The Enemy Within
My son, 17, is the light of my life – and the bane of my existence. Diagnosed with bipolar disorder at six (after he attempted to jump out of my bedroom window and end it all), and Asperger’s at nine (we knew all of his behaviors couldn’t just be bipolar stuff), he’s led me on a wild ride through hospitalizations as well as into the juvenile justice system. He’s been kicked out of public and private schools. I have several folders filled with evaluations, IEPs, and all manner of documents describing his aberrant behaviors. But I also have documents that show that he’s smart and funny and filled with compassion for others. When his meds are working, and the planets are aligned just so, he’s an amazing fellow. I think that he’s worth saving… and I’ve been trying my damndest to do just that.
Since he was two years old, it was just the two of us, trying to figure out what the hell we’re doing and how to keep the kid safe and in school and not destroying shit.
Four years ago, I married my son’s worst enemy. Enter the stepfather.
My husband has grown to hate the kid – and the kid does nothing to foster a positive relationship. AT 17, my son is mean and surly and knows fucking everything. “I DON’T NEED YOUR HELP!” is what he yelled when we had several service providers to the house for a ‘mini-summit’ to figure out how to transition this kid from high school to life. His plan? Quit school, move to Louisiana with his online girlfriend and get married. With no job, no money, no car, no driver’s license… in short, no CLUE.
When the unrest starts at home, guess who’s stuck in the middle? Me.
They each take their turn, airing their grievances about the other. I am counselor, arbiter, judge and jury. Penalties are assessed, punishments are meted out. I fucking hate this job. I am so tired of the conspiratorial whispers, “If HE does one more thing, he’s OUT.”, like my son is a bulging tub of cottage cheese well past its expiration date, or a lamp with a huge crack – it still works, but it’s junk. Just put it out on the curb on garbage day, and wash your hands of the whole thing.
“I FUCKING HATE HIM! DIVORCE THE FAT BASTARD!” are some of my son’s constant commands.
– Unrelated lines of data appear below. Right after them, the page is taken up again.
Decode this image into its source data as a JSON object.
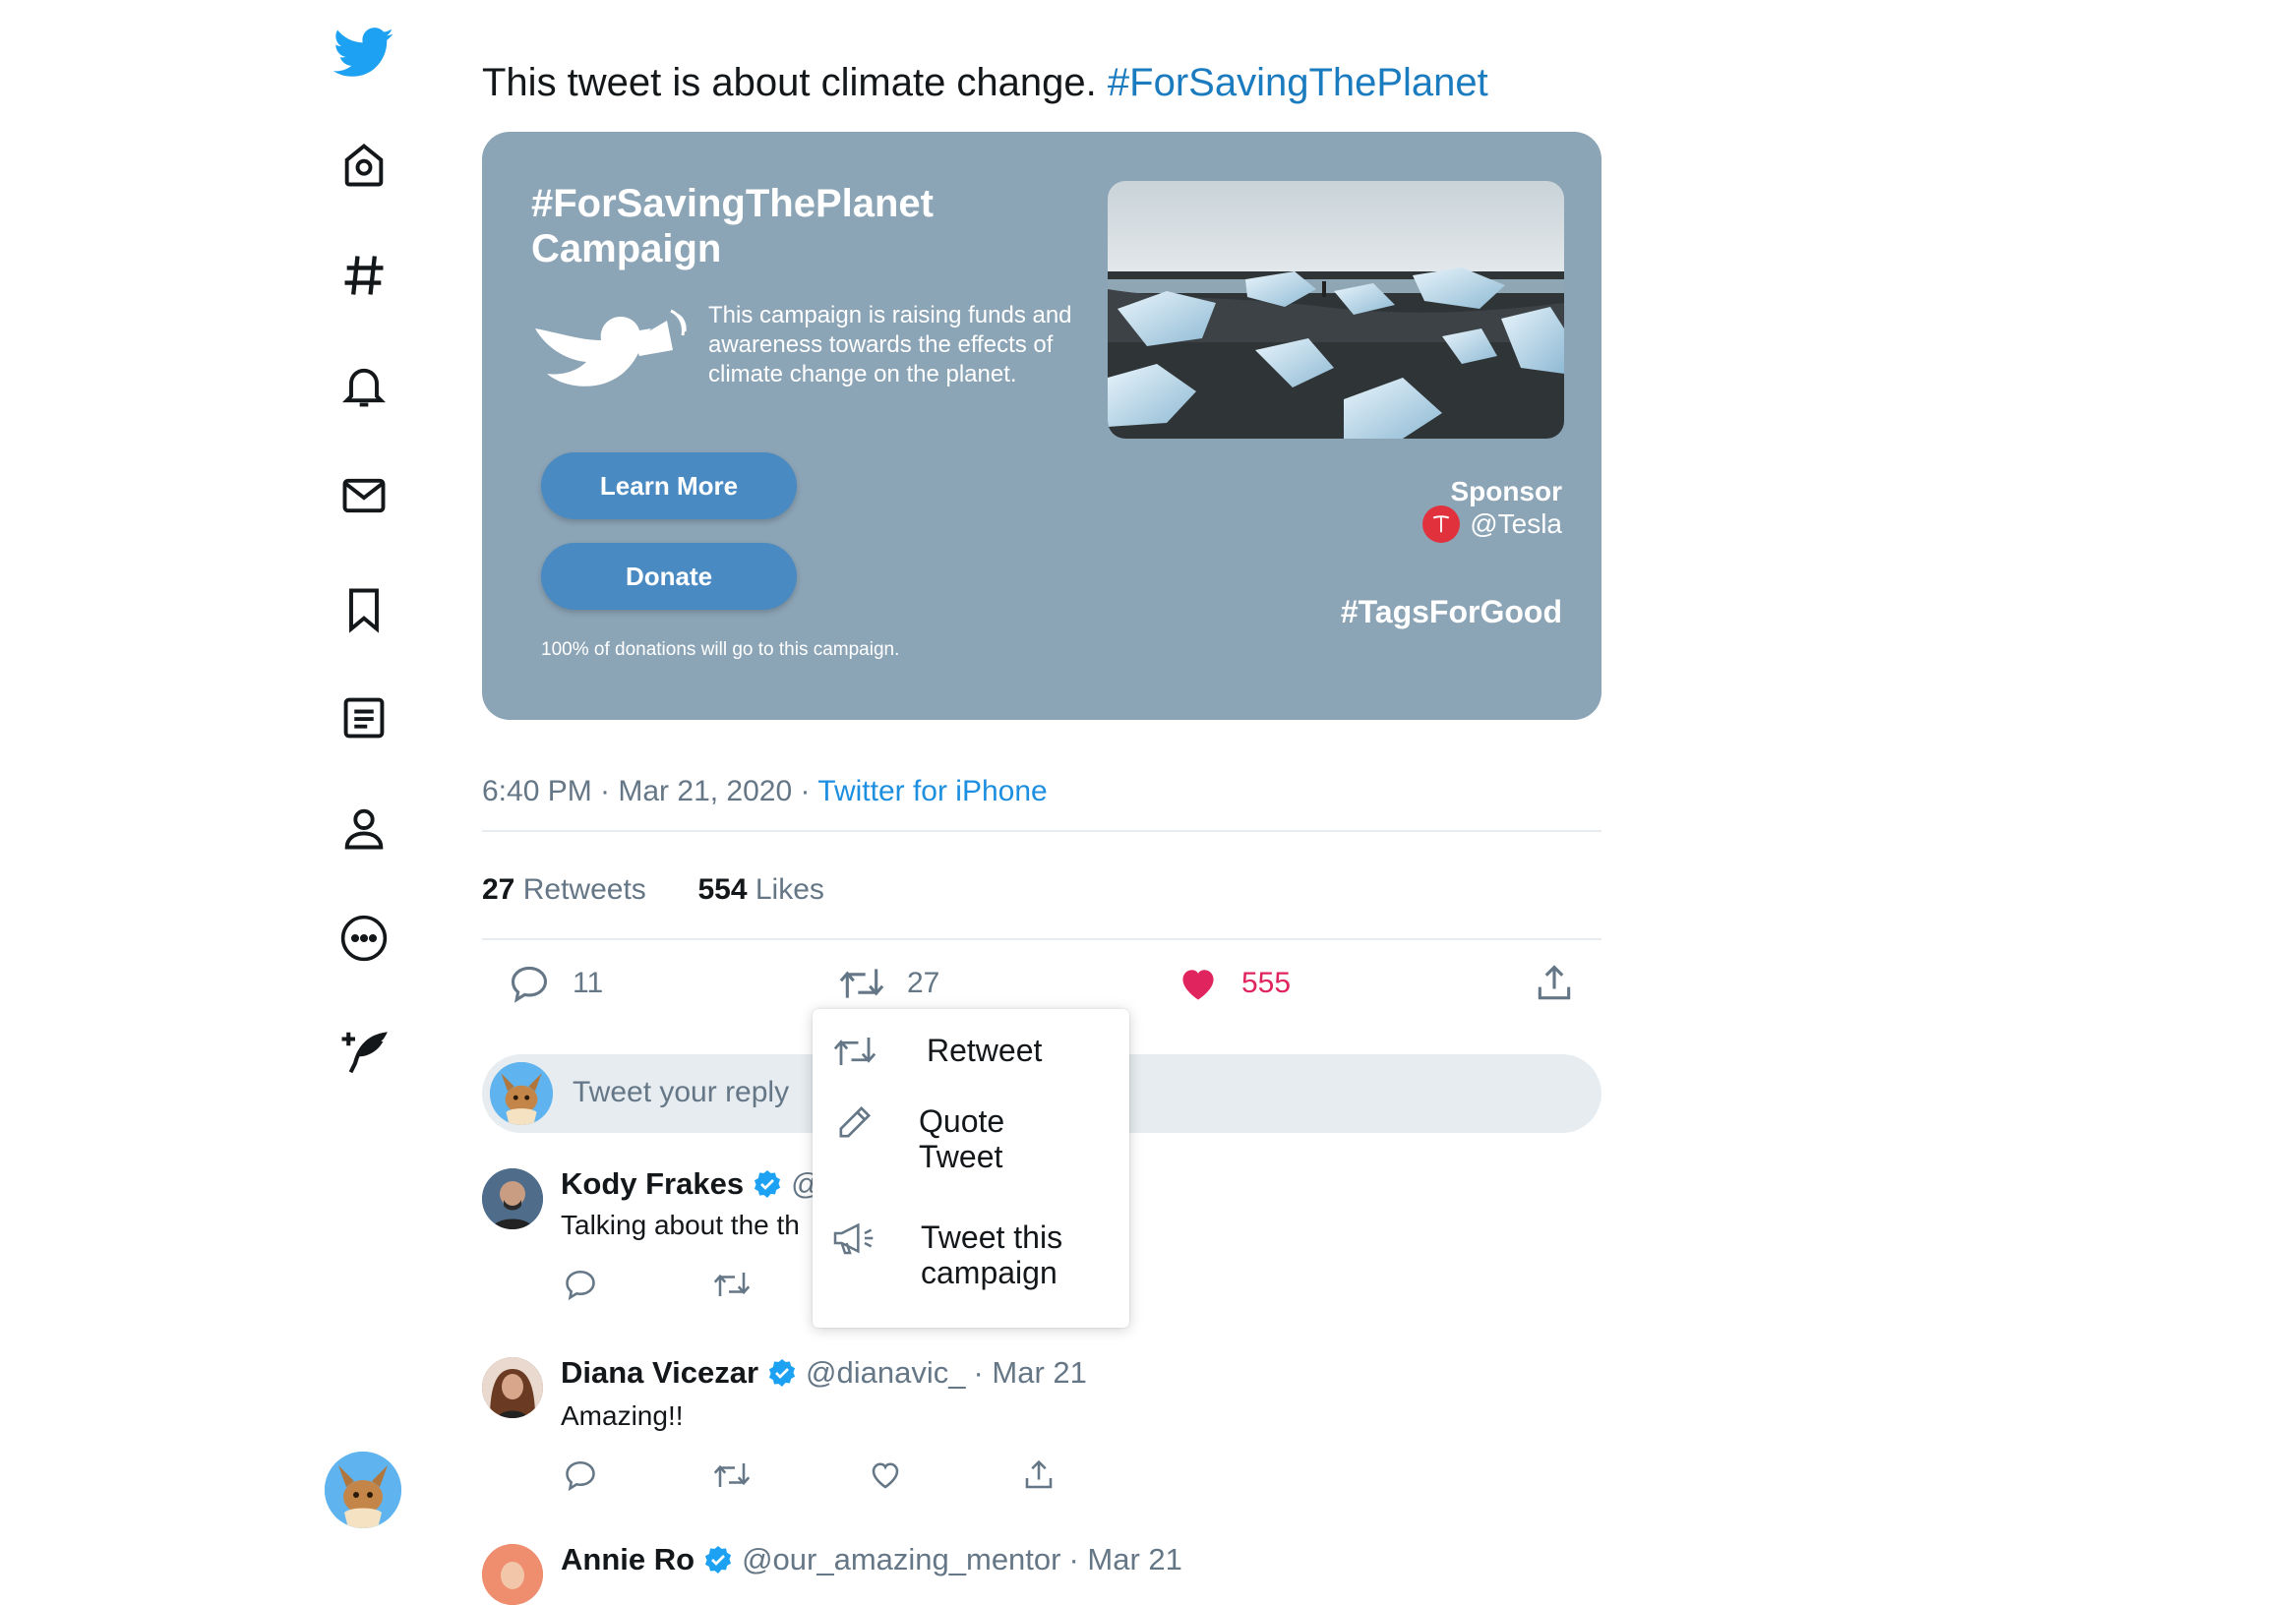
{
  "tweet": {
    "text": "This tweet is about climate change. ",
    "hashtag": "#ForSavingThePlanet"
  },
  "card": {
    "title_line1": "#ForSavingThePlanet",
    "title_line2": "Campaign",
    "description": "This campaign is raising funds and awareness towards the effects of climate change on the planet.",
    "learn_more": "Learn More",
    "donate": "Donate",
    "note": "100% of donations will go to this campaign.",
    "sponsor_label": "Sponsor",
    "sponsor_handle": "@Tesla",
    "tag": "#TagsForGood"
  },
  "meta": {
    "time": "6:40 PM · Mar 21, 2020 · ",
    "source": "Twitter for iPhone"
  },
  "stats": {
    "retweets_count": "27",
    "retweets_label": "Retweets",
    "likes_count": "554",
    "likes_label": "Likes"
  },
  "actions": {
    "replies": "11",
    "retweets": "27",
    "likes": "555"
  },
  "reply_box": {
    "placeholder": "Tweet your reply"
  },
  "menu": {
    "retweet": "Retweet",
    "quote_line1": "Quote",
    "quote_line2": "Tweet",
    "campaign_line1": "Tweet this",
    "campaign_line2": "campaign"
  },
  "replies": [
    {
      "name": "Kody Frakes",
      "handle": "@",
      "date": "",
      "text": "Talking about the th"
    },
    {
      "name": "Diana Vicezar",
      "handle": "@dianavic_",
      "date": "· Mar 21",
      "text": "Amazing!!"
    },
    {
      "name": "Annie Ro",
      "handle": "@our_amazing_mentor",
      "date": "· Mar 21",
      "text": ""
    }
  ],
  "colors": {
    "accent": "#1da1f2",
    "card_bg": "#8ba4b6",
    "button": "#4a8ac2",
    "like": "#e0245e",
    "tesla": "#e0313d"
  },
  "icons": {
    "nav": [
      "twitter-logo-icon",
      "home-icon",
      "hashtag-icon",
      "bell-icon",
      "mail-icon",
      "bookmark-icon",
      "list-icon",
      "profile-icon",
      "more-icon",
      "compose-icon"
    ]
  }
}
They try to avoid each other, my husband retiring to the bedroom; my son, near me in the living room. I feel like I’m the UN, and they’re the Koreas, launching counterattacks and issuing dire warnings – and I’m supposed to broker an uneasy truce while each side retreats to their respective bunkers, planning their next assaults.
Remember Scud bombs from the Iraq war? My husband will make a disparaging comment as he walks into the kitchen about my son’s voracious appetite, like, “I’ll have to hide these leftovers in the little fridge in our bedroom or HE’LL.EAT.ALL.OF.IT.IN.THE.MIDDLE.OF.THE.NIGHT. Target hit. As he retreats back to the bedroom, my son will rant and rave – at me. How the fuck is that fair?
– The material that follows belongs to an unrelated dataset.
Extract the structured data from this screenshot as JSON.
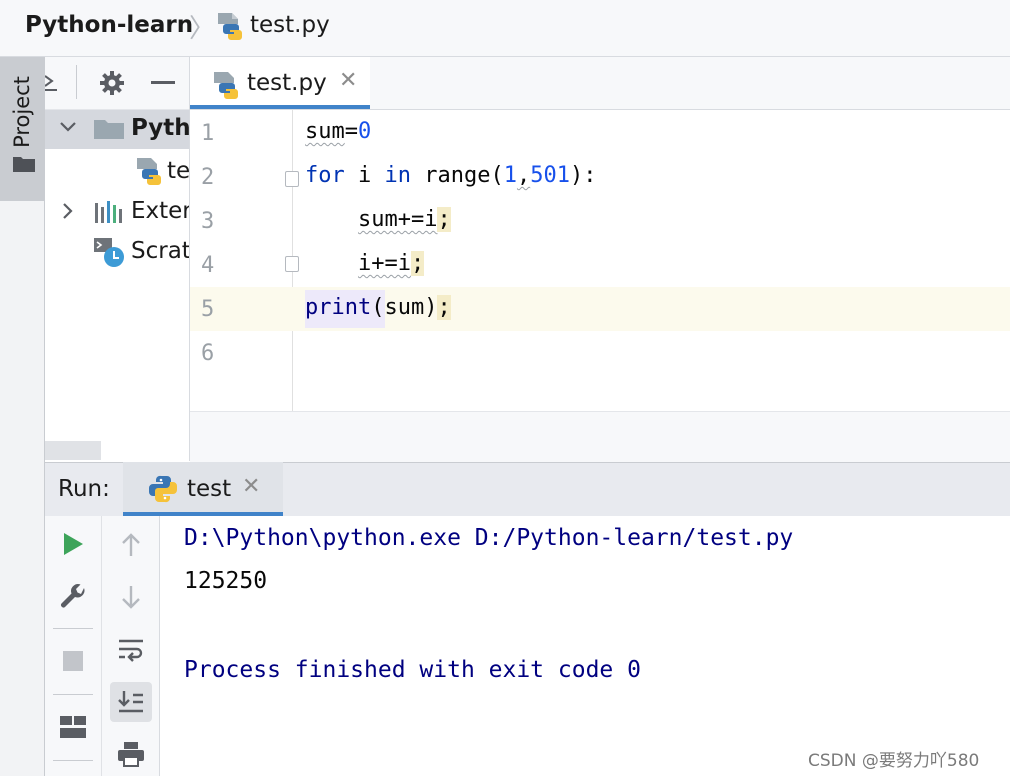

These remarks are stored away in my son’s mind, and a counteroffensive is launched at some future time (most often when I make a request of his time). Like in July of this year, my request “Could you please unload the dishwasher?” was met with hostility and violence. With stealth and speed, he screams an ungodly screech and comes toward me. I am stabbed in the hand with a pen. My laptop and printer and lamp and any manner of expensive, fragile objects become projectiles. I’m watching the blood bubble up out of the hole on the back of my palm…it fucking hurts and I start to cry. What is my husband doing? He’s sitting in the bedroom calling the police. The same police who MACED my son and put him into detention instead of the hospital the last time the war was in full force (that time it was hormone-driven, thanks to the neighbor girls who thought it was “fun” to get him all hot and bothered and then laugh at him). Bitches.
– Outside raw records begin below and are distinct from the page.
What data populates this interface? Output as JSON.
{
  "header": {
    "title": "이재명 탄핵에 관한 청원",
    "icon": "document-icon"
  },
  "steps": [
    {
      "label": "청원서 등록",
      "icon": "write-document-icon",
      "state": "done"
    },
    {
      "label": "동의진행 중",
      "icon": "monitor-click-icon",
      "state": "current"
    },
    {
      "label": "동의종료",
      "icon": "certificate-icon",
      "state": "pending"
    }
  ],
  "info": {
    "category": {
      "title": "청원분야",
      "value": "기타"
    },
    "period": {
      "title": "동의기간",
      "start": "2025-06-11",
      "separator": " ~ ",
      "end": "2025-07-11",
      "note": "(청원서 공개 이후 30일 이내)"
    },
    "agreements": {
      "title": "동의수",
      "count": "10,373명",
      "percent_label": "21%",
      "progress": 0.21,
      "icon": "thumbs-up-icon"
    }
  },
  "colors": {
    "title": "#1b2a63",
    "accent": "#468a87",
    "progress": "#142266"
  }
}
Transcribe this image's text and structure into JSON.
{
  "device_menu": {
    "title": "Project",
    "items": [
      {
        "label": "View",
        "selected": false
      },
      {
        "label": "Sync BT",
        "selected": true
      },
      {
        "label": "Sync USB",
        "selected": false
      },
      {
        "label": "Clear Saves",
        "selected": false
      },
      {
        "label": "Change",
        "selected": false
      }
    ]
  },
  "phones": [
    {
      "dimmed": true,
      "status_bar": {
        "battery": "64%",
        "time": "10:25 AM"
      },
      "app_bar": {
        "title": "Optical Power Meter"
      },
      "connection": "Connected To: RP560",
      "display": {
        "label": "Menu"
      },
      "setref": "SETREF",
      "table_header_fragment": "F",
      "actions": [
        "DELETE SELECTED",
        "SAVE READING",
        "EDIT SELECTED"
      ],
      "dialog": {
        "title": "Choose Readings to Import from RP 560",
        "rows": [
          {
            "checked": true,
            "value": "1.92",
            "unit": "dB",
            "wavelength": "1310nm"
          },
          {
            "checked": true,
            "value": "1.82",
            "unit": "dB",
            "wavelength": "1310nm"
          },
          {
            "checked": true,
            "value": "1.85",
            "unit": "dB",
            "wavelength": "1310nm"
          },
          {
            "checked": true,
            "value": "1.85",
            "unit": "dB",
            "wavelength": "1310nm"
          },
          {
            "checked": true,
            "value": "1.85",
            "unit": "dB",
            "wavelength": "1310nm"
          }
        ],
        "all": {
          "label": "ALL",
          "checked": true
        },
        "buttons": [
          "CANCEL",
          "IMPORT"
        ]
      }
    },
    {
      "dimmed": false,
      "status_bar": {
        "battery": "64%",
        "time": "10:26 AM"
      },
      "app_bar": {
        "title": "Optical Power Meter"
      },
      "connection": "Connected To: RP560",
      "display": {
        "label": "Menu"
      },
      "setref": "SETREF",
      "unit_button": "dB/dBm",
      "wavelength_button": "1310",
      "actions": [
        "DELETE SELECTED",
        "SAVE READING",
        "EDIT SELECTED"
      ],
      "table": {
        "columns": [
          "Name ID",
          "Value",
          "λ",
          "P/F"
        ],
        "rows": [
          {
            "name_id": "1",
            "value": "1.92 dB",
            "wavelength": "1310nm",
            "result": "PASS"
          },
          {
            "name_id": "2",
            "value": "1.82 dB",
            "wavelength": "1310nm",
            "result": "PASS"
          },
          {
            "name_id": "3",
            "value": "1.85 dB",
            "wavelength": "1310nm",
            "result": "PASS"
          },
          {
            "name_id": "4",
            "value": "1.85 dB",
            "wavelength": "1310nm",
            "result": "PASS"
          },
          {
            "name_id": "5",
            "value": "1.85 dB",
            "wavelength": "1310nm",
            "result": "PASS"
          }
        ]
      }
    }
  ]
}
I’m not a born-again Christian or even remotely religious – but I feel it was divine intervention that caused that phone not to function that July afternoon. Our other phone was out of commission – the wire ripped from the receiver during the skirmish in the living room. I was feverishly trying to get the kid to settle down enough to take him to the hospital – we’d been fucking with medications, and something was just not right with him. If my husband had his way, the kid would be in a juvenile facility, or, since he’s now 17, in an adult correction facility where he would totally lose his tenuous grip on his self-control and his sanity.
Frankly, I’d like to end my career as the family diplomat. There are days I wish they’d BOTH go away…but mostly, I’d like to knock their heads together (ala The Three Stooges), and knock some sense into them. I’m not sure how to resolve these problems, but I’m ready to wave a white flag and surrender as wife and mom.